Klärung der Bedingungen für die Berichtigung zu Unrecht erhobener französischer Umsatzsteuer

Die französische Steuerverwaltung hat eine neue Veröffentlichung herausgegeben, in der die Bedingungen für die Änderung von Rechnungen mit fälschlicherweise berechneter französischer Umsatzsteuer präzisiert werden.

Derzeitige Situation

Jedes Unternehmen, dass die Umsatzsteuer auf einer Rechnung ausweist, ist allein dadurch, dass es die Rechnung mit Umsatzsteuer ausgestellt hat, zur Zahlung der Umsatzsteuer verpflichtet. Folglich ist jede zu Unrecht in Rechnung gestellte Umsatzsteuer vom Lieferanten an die französischen Umsatzsteuerbehörden zu zahlen, sobald sie in Rechnung gestellt wurde.

Gleichzeitig ist der Kunde nicht berechtigt, diese Vorsteuer abzuziehen, da nur die in der Rechnung korrekt ausgewiesene Umsatzsteuer abzugsfähig ist. Diese gesetzlichen Bestimmungen wurden nun flexibler gestaltet, so dass der Aussteller der Rechnung (wenn auch unter strengen Bedingungen) diese von sich aus oder auf Antrag des Kunden, dem eine falsche Rechnung ausgestellt wurde, berichtigen kann.

Am 8. Januar 2025 veröffentlichte die französische Steuerverwaltung eine Publikation zur Klärung des Regularisierungsprozesses.

Klärung

Im Einklang mit dem Grundsatz der Umsatzsteuerneutralität hat die französische Steuerverwaltung nun die Bedingung abgeschafft, dass der Nachweis erbracht werden muss, dass die unrichtige Umsatzsteuerbelastung ein echter Irrtum war, wenn die Rechnung irrtümlich für einen steuerbefreiten Umsatz oder zu einem höheren Satz ausgestellt wurde.

Darüber hinaus und zur Erinnerung: Wenn die Umsatzsteuer falsch in Rechnung gestellt wurde, kann sie in Frankreich grundsätzlich innerhalb von zwei Jahren vom Lieferanten berichtigt werden, wobei die französischen Umsatzsteuerbehörden drei Jahre Zeit hatten, die Rechnung erneut zu prüfen.

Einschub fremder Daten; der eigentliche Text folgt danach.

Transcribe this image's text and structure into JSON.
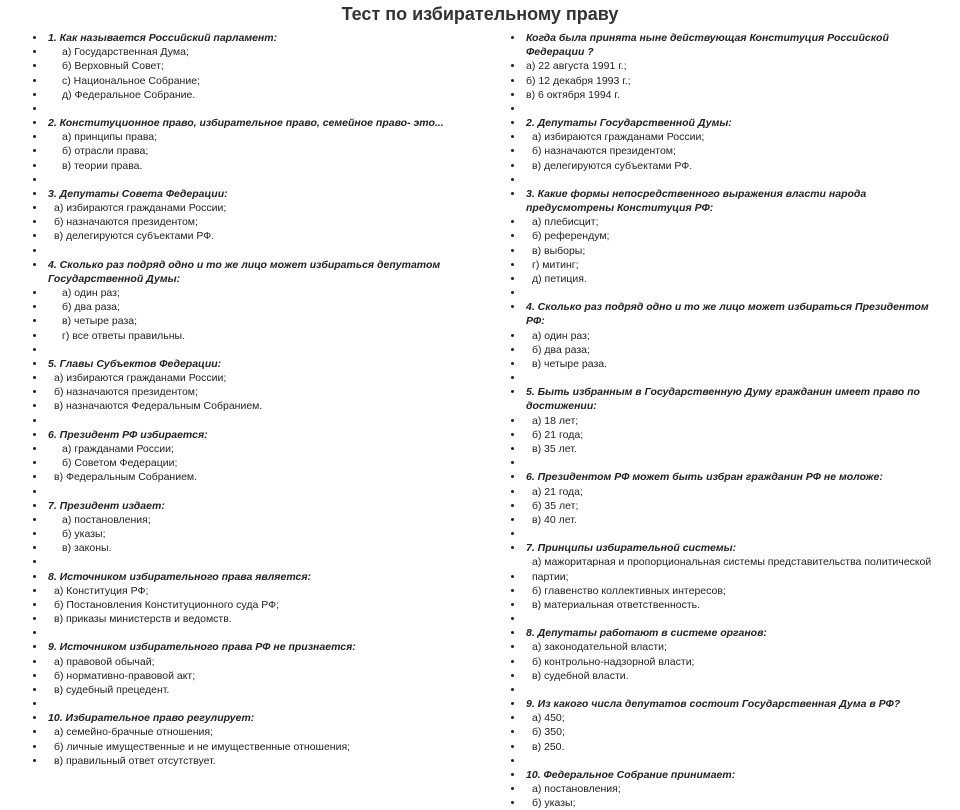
{
  "title": "Тест по избирательному праву",
  "left": [
    {
      "t": "q",
      "v": "1. Как называется Российский парламент:"
    },
    {
      "t": "o",
      "v": "а) Государственная Дума;"
    },
    {
      "t": "o",
      "v": "б) Верховный Совет;"
    },
    {
      "t": "o",
      "v": "с) Национальное Собрание;"
    },
    {
      "t": "o",
      "v": "д) Федеральное Собрание."
    },
    {
      "t": "b"
    },
    {
      "t": "q",
      "v": "2. Конституционное право, избирательное право, семейное право- это..."
    },
    {
      "t": "o",
      "v": "а) принципы права;"
    },
    {
      "t": "o",
      "v": "б) отрасли права;"
    },
    {
      "t": "o",
      "v": "в) теории права."
    },
    {
      "t": "b"
    },
    {
      "t": "q",
      "v": " 3. Депутаты Совета Федерации:"
    },
    {
      "t": "o2",
      "v": "а) избираются гражданами России;"
    },
    {
      "t": "o2",
      "v": "б) назначаются президентом;"
    },
    {
      "t": "o2",
      "v": "в) делегируются субъектами РФ."
    },
    {
      "t": "b"
    },
    {
      "t": "q",
      "v": " 4. Сколько раз подряд одно и то же лицо может избираться депутатом Государственной Думы:"
    },
    {
      "t": "o",
      "v": "а) один раз;"
    },
    {
      "t": "o",
      "v": "б) два раза;"
    },
    {
      "t": "o",
      "v": "в) четыре раза;"
    },
    {
      "t": "o",
      "v": "г) все ответы правильны."
    },
    {
      "t": "b"
    },
    {
      "t": "q",
      "v": " 5. Главы Субъектов Федерации:"
    },
    {
      "t": "o2",
      "v": "а) избираются гражданами России;"
    },
    {
      "t": "o2",
      "v": "б) назначаются президентом;"
    },
    {
      "t": "o2",
      "v": "в) назначаются Федеральным Собранием."
    },
    {
      "t": "b"
    },
    {
      "t": "q",
      "v": "6. Президент РФ избирается:"
    },
    {
      "t": "o",
      "v": "а) гражданами России;"
    },
    {
      "t": "o",
      "v": "б) Советом Федерации;"
    },
    {
      "t": "o2",
      "v": "в) Федеральным Собранием."
    },
    {
      "t": "b"
    },
    {
      "t": "q",
      "v": "7. Президент издает:"
    },
    {
      "t": "o",
      "v": "а) постановления;"
    },
    {
      "t": "o",
      "v": "б) указы;"
    },
    {
      "t": "o",
      "v": "в) законы."
    },
    {
      "t": "b"
    },
    {
      "t": "q",
      "v": " 8. Источником избирательного права является:"
    },
    {
      "t": "o2",
      "v": "а) Конституция РФ;"
    },
    {
      "t": "o2",
      "v": "б) Постановления Конституционного суда РФ;"
    },
    {
      "t": "o2",
      "v": "в)  приказы министерств и ведомств."
    },
    {
      "t": "b"
    },
    {
      "t": "q",
      "v": " 9. Источником избирательного права РФ не признается:"
    },
    {
      "t": "o2",
      "v": "а) правовой обычай;"
    },
    {
      "t": "o2",
      "v": "б) нормативно-правовой акт;"
    },
    {
      "t": "o2",
      "v": "в) судебный прецедент."
    },
    {
      "t": "b"
    },
    {
      "t": "q",
      "v": " 10. Избирательное право регулирует:"
    },
    {
      "t": "o2",
      "v": "а) семейно-брачные отношения;"
    },
    {
      "t": "o2",
      "v": "б) личные имущественные и не имущественные отношения;"
    },
    {
      "t": "o2",
      "v": "в)  правильный ответ отсутствует."
    }
  ],
  "right": [
    {
      "t": "q",
      "v": "Когда была принята ныне действующая Конституция Российской Федерации ?"
    },
    {
      "t": "p",
      "v": "а) 22  августа  1991 г.;"
    },
    {
      "t": "p",
      "v": "б) 12 декабря  1993 г.;"
    },
    {
      "t": "p",
      "v": " в)  6  октября  1994 г."
    },
    {
      "t": "b"
    },
    {
      "t": "q",
      "v": "2. Депутаты Государственной Думы:"
    },
    {
      "t": "o2",
      "v": "а) избираются гражданами России;"
    },
    {
      "t": "o2",
      "v": "б) назначаются президентом;"
    },
    {
      "t": "o2",
      "v": "в) делегируются субъектами РФ."
    },
    {
      "t": "b"
    },
    {
      "t": "q",
      "v": "3. Какие формы непосредственного выражения власти народа предусмотрены Конституция РФ:"
    },
    {
      "t": "o2",
      "v": "а) плебисцит;"
    },
    {
      "t": "o2",
      "v": "б) референдум;"
    },
    {
      "t": "o2",
      "v": "в) выборы;"
    },
    {
      "t": "o2",
      "v": "г) митинг;"
    },
    {
      "t": "o2",
      "v": "д) петиция."
    },
    {
      "t": "b"
    },
    {
      "t": "q",
      "v": "4. Сколько раз подряд одно и то же лицо может избираться Президентом РФ:"
    },
    {
      "t": "o2",
      "v": "а) один раз;"
    },
    {
      "t": "o2",
      "v": "б) два раза;"
    },
    {
      "t": "o2",
      "v": "в) четыре раза."
    },
    {
      "t": "b"
    },
    {
      "t": "q",
      "v": "5. Быть избранным в  Государственную Думу гражданин имеет право по достижении:"
    },
    {
      "t": "o2",
      "v": "а) 18 лет;"
    },
    {
      "t": "o2",
      "v": "б) 21 года;"
    },
    {
      "t": "o2",
      "v": "в) 35 лет."
    },
    {
      "t": "b"
    },
    {
      "t": "q",
      "v": "6. Президентом РФ может быть избран гражданин РФ не моложе:"
    },
    {
      "t": "o2",
      "v": "а) 21 года;"
    },
    {
      "t": "o2",
      "v": "б) 35 лет;"
    },
    {
      "t": "o2",
      "v": "в) 40 лет."
    },
    {
      "t": "b"
    },
    {
      "t": "q",
      "v": "7. Принципы избирательной системы:"
    },
    {
      "t": "o2",
      "v": "а) мажоритарная и пропорциональная системы представительства политической партии;"
    },
    {
      "t": "o2",
      "v": "б) главенство коллективных интересов;"
    },
    {
      "t": "o2",
      "v": "в) материальная ответственность."
    },
    {
      "t": "b"
    },
    {
      "t": "q",
      "v": "8. Депутаты работают в системе органов:"
    },
    {
      "t": "o2",
      "v": "а) законодательной власти;"
    },
    {
      "t": "o2",
      "v": "б) контрольно-надзорной власти;"
    },
    {
      "t": "o2",
      "v": "в) судебной власти."
    },
    {
      "t": "b"
    },
    {
      "t": "q",
      "v": "9. Из какого числа депутатов состоит Государственная Дума в РФ?"
    },
    {
      "t": "o2",
      "v": " а) 450;"
    },
    {
      "t": "o2",
      "v": " б) 350;"
    },
    {
      "t": "o2",
      "v": " в) 250."
    },
    {
      "t": "b"
    },
    {
      "t": "q",
      "v": "10. Федеральное Собрание принимает:"
    },
    {
      "t": "o2",
      "v": "а) постановления;"
    },
    {
      "t": "o2",
      "v": "б) указы;"
    }
  ]
}
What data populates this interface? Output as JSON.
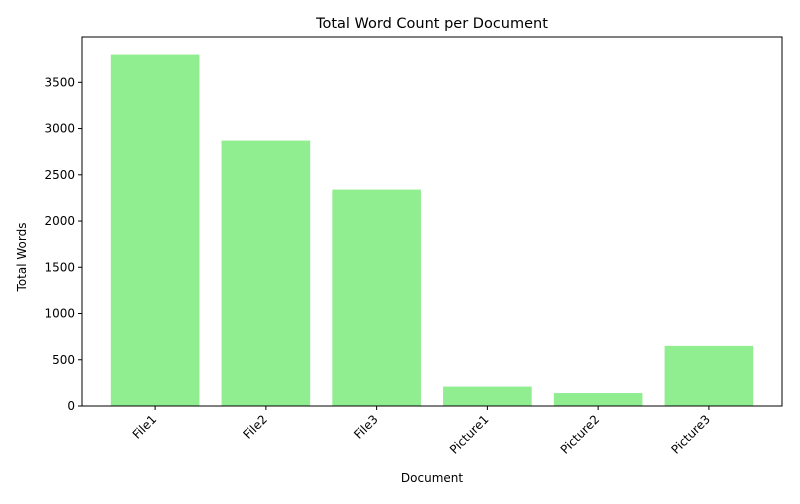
{
  "chart_data": {
    "type": "bar",
    "title": "Total Word Count per Document",
    "xlabel": "Document",
    "ylabel": "Total Words",
    "categories": [
      "File1",
      "File2",
      "File3",
      "Picture1",
      "Picture2",
      "Picture3"
    ],
    "values": [
      3800,
      2870,
      2340,
      210,
      140,
      650
    ],
    "ylim": [
      0,
      3990
    ],
    "yticks": [
      0,
      500,
      1000,
      1500,
      2000,
      2500,
      3000,
      3500
    ],
    "bar_color": "#90ee90",
    "grid": false,
    "legend": "none"
  }
}
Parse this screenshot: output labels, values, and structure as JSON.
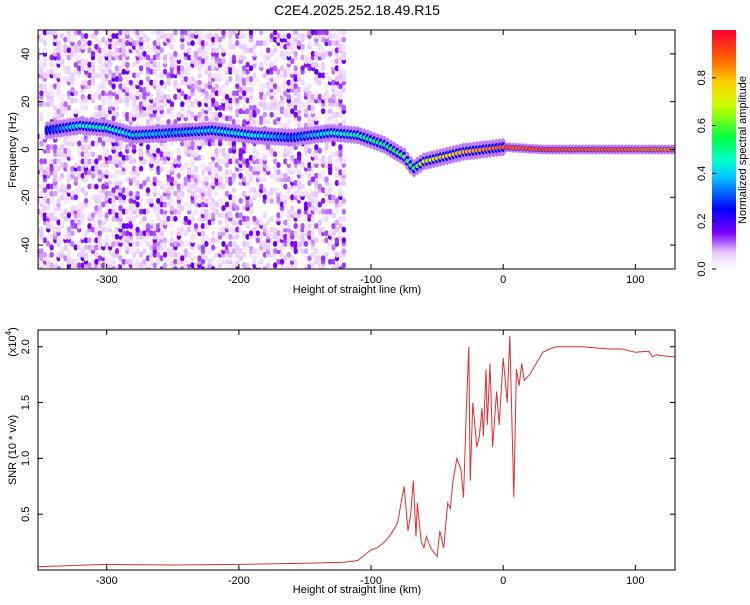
{
  "title": "C2E4.2025.252.18.49.R15",
  "colors": {
    "snr_line": "#e03030",
    "frame": "#000000",
    "background": "#ffffff"
  },
  "chart_data": [
    {
      "type": "heatmap",
      "name": "spectrogram",
      "xlabel": "Height of straight line (km)",
      "ylabel": "Frequency (Hz)",
      "xlim": [
        -352,
        130
      ],
      "ylim": [
        -50,
        50
      ],
      "xticks": [
        -300,
        -200,
        -100,
        0,
        100
      ],
      "yticks": [
        -40,
        -20,
        0,
        20,
        40
      ],
      "ridge": {
        "x": [
          -345,
          -320,
          -300,
          -280,
          -250,
          -220,
          -190,
          -160,
          -130,
          -110,
          -90,
          -75,
          -68,
          -60,
          -45,
          -30,
          -15,
          0,
          30,
          60,
          100,
          130
        ],
        "freq": [
          8,
          10,
          9,
          6,
          7,
          8,
          6,
          5,
          7,
          6,
          2,
          -3,
          -8,
          -5,
          -3,
          -1,
          0,
          1,
          0,
          0,
          0,
          0
        ],
        "amplitude": [
          0.25,
          0.45,
          0.5,
          0.4,
          0.35,
          0.4,
          0.45,
          0.3,
          0.45,
          0.5,
          0.55,
          0.6,
          0.55,
          0.7,
          0.75,
          0.8,
          0.85,
          0.9,
          0.92,
          0.9,
          0.88,
          0.85
        ]
      },
      "noise_region_x": [
        -352,
        -120
      ],
      "colorbar": {
        "label": "Normalized spectral amplitude",
        "range": [
          0,
          1
        ],
        "ticks": [
          0.0,
          0.2,
          0.4,
          0.6,
          0.8
        ],
        "tick_labels": [
          "0.0",
          "0.2",
          "0.4",
          "0.6",
          "0.8"
        ]
      }
    },
    {
      "type": "line",
      "name": "snr",
      "xlabel": "Height of straight line (km)",
      "ylabel": "SNR (10 * v/v)",
      "scale_label": "(x10",
      "scale_exponent": "4",
      "scale_close": ")",
      "xlim": [
        -352,
        130
      ],
      "ylim": [
        0,
        21500
      ],
      "xticks": [
        -300,
        -200,
        -100,
        0,
        100
      ],
      "yticks": [
        5000,
        10000,
        15000,
        20000
      ],
      "ytick_labels": [
        "0.5",
        "1.0",
        "1.5",
        "2.0"
      ],
      "series": [
        {
          "name": "SNR",
          "x": [
            -352,
            -300,
            -250,
            -200,
            -150,
            -120,
            -110,
            -100,
            -95,
            -90,
            -85,
            -80,
            -75,
            -72,
            -70,
            -68,
            -66,
            -65,
            -62,
            -60,
            -58,
            -55,
            -52,
            -50,
            -48,
            -45,
            -42,
            -40,
            -38,
            -35,
            -32,
            -30,
            -28,
            -26,
            -25,
            -23,
            -20,
            -18,
            -16,
            -15,
            -13,
            -12,
            -10,
            -8,
            -5,
            -3,
            0,
            3,
            5,
            8,
            10,
            12,
            14,
            16,
            20,
            25,
            30,
            35,
            40,
            50,
            60,
            70,
            80,
            90,
            100,
            110,
            113,
            116,
            120,
            130
          ],
          "y": [
            300,
            500,
            450,
            500,
            600,
            700,
            850,
            1800,
            2000,
            2500,
            3200,
            4200,
            7500,
            3500,
            5000,
            8000,
            3000,
            6000,
            2500,
            2000,
            3000,
            2000,
            1500,
            1200,
            3500,
            2000,
            6000,
            5500,
            8000,
            10000,
            9000,
            6500,
            14000,
            20000,
            8000,
            15000,
            11000,
            12000,
            14500,
            12000,
            18000,
            13000,
            18500,
            11000,
            16000,
            13000,
            19000,
            15000,
            21000,
            6500,
            18000,
            16500,
            18500,
            17000,
            17500,
            18500,
            19500,
            19800,
            20000,
            20000,
            20000,
            19900,
            19800,
            19800,
            19500,
            19600,
            19100,
            19300,
            19200,
            19100
          ]
        }
      ]
    }
  ]
}
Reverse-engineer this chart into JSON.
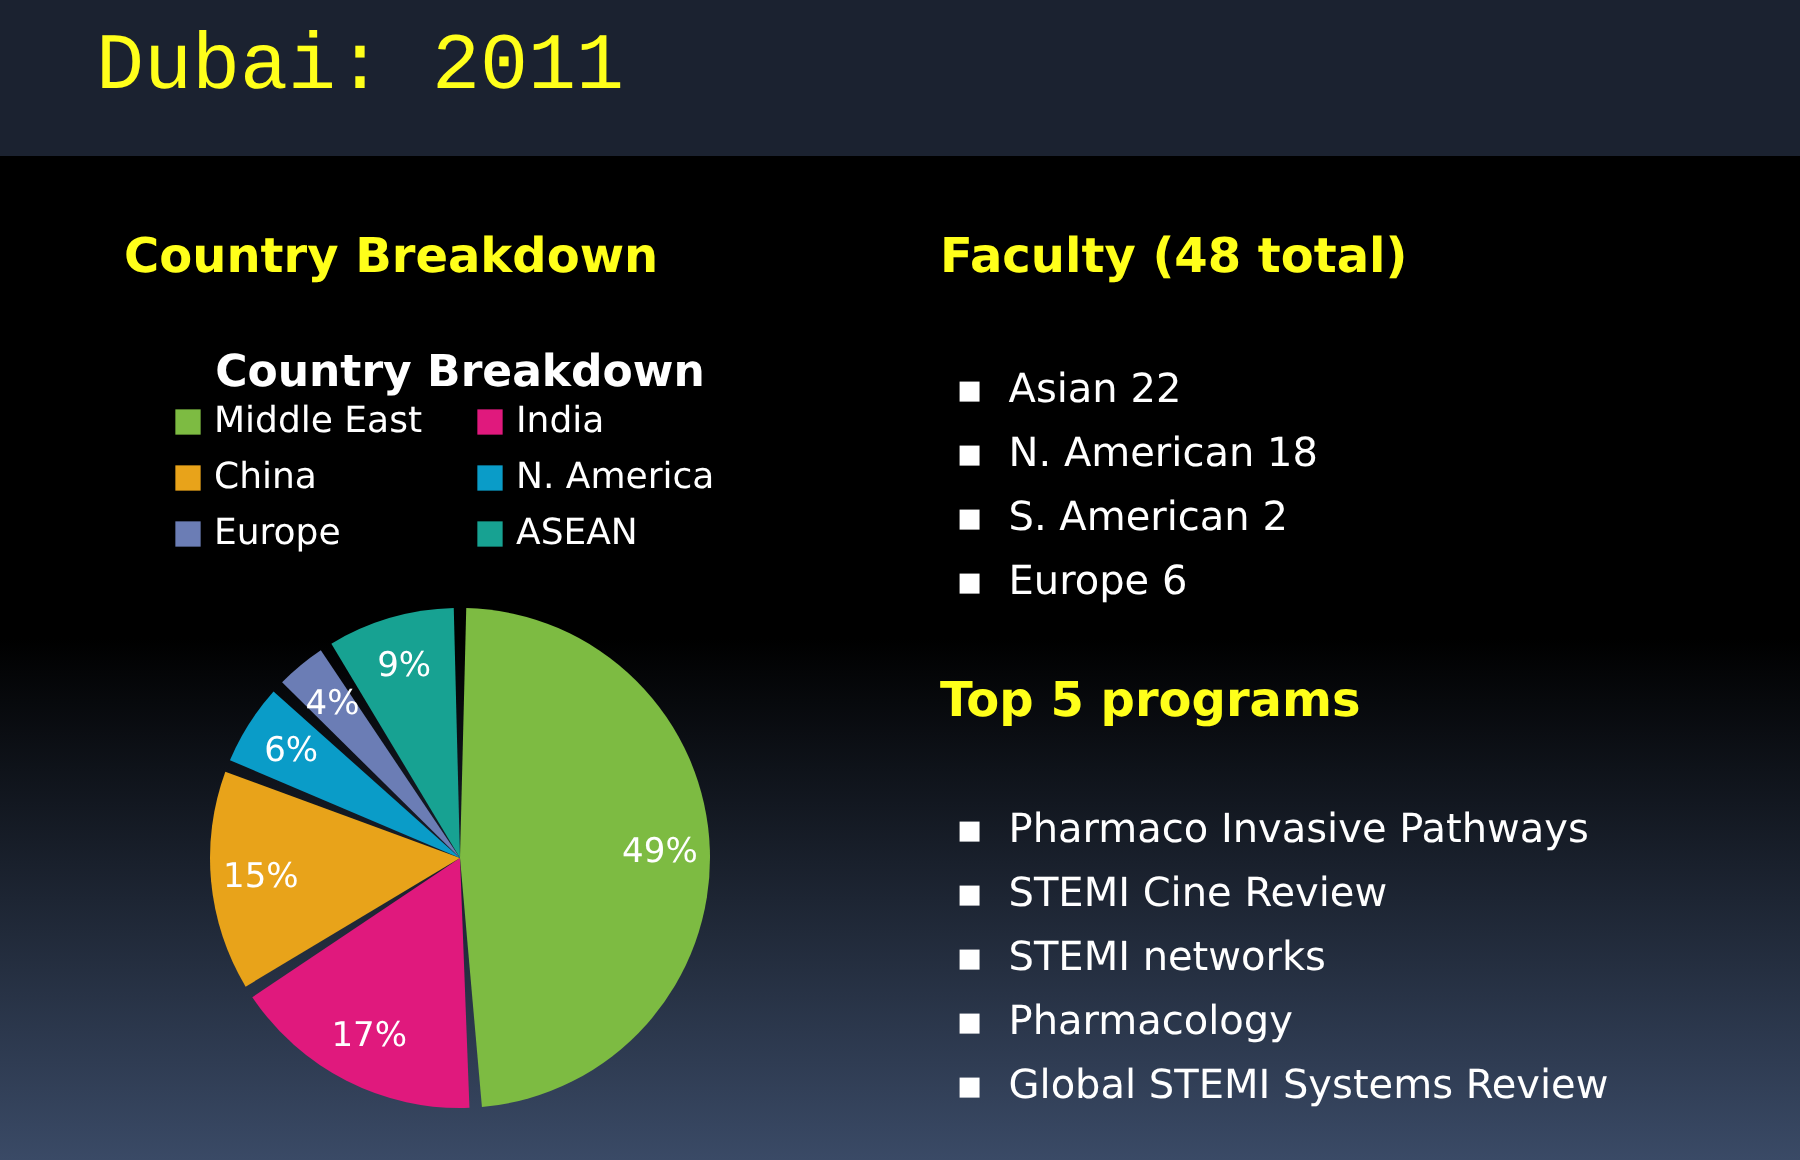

Die französische Steuerverwaltung hat nun klargestellt, dass die Anfechtung des Vorsteuerabzugs einen neuen Tatbestand darstellt, der für den Lieferanten eine neue Anspruchsfrist eröffnet (die bis zum 31. Dezember des zweiten Jahres nach der Anfechtung läuft). Innerhalb dieser Frist kann der Leistungserbringer die Rechnung berichtigen, und innerhalb der gleichen Frist kann der Kunde seinen Vorsteuerabzug geltend machen.

In dieser Veröffentlichung wird ausdrücklich anerkannt, dass die Infragestellung des Rechts auf Vorsteuerabzug in Frankreich durch die Verwaltung ein neues Ereignis ist, das die Ausstellung einer berichtigten Rechnung rechtfertigt.

Auswirkungen auf Ihr Unternehmen

In der Praxis bedeutet dies beispielsweise, dass ein Leistungserbringer im Jahr 2022 zu Unrecht ausgewiesene französische Mehrwertsteuer in Rechnung gestellt hat und das Recht des Kunden auf Vorsteuerabzug im Jahr 2025 aufgrund einer Steuerprüfung oder eines Antrags auf Rückerstattung der Umsatzsteuer abgelehnt wird;

  • der Lieferer kann eine geänderte Rechnung ohne MwSt. im Jahr 2025 ausstellen (falls zutreffend), oder
  • Der Lieferer kann die ursprünglich zu Unrecht erhobene Umsatzsteuer bis zum 31. Dezember 2027 berichtigen (während zuvor mangels Klarstellung durch die Verwaltung keine neue Frist gesetzt wurde, so dass die Gefahr bestand, dass die Berichtigungsfrist weiterhin am 31. Dezember 2024 endet).

Die Veröffentlichung bedeutet, dass es nun eine verlängerte Frist für die Änderung bzw. den Abzug der französischen Umsatzsteuer geben kann.

Wir empfehlen den Unternehmen, solche Fälle, in denen die französische Umsatzsteuere nicht reguliert wurde, zu überprüfen und zu ermitteln, damit Ihr Unternehmen die Umsatzsteuere einhalten kann.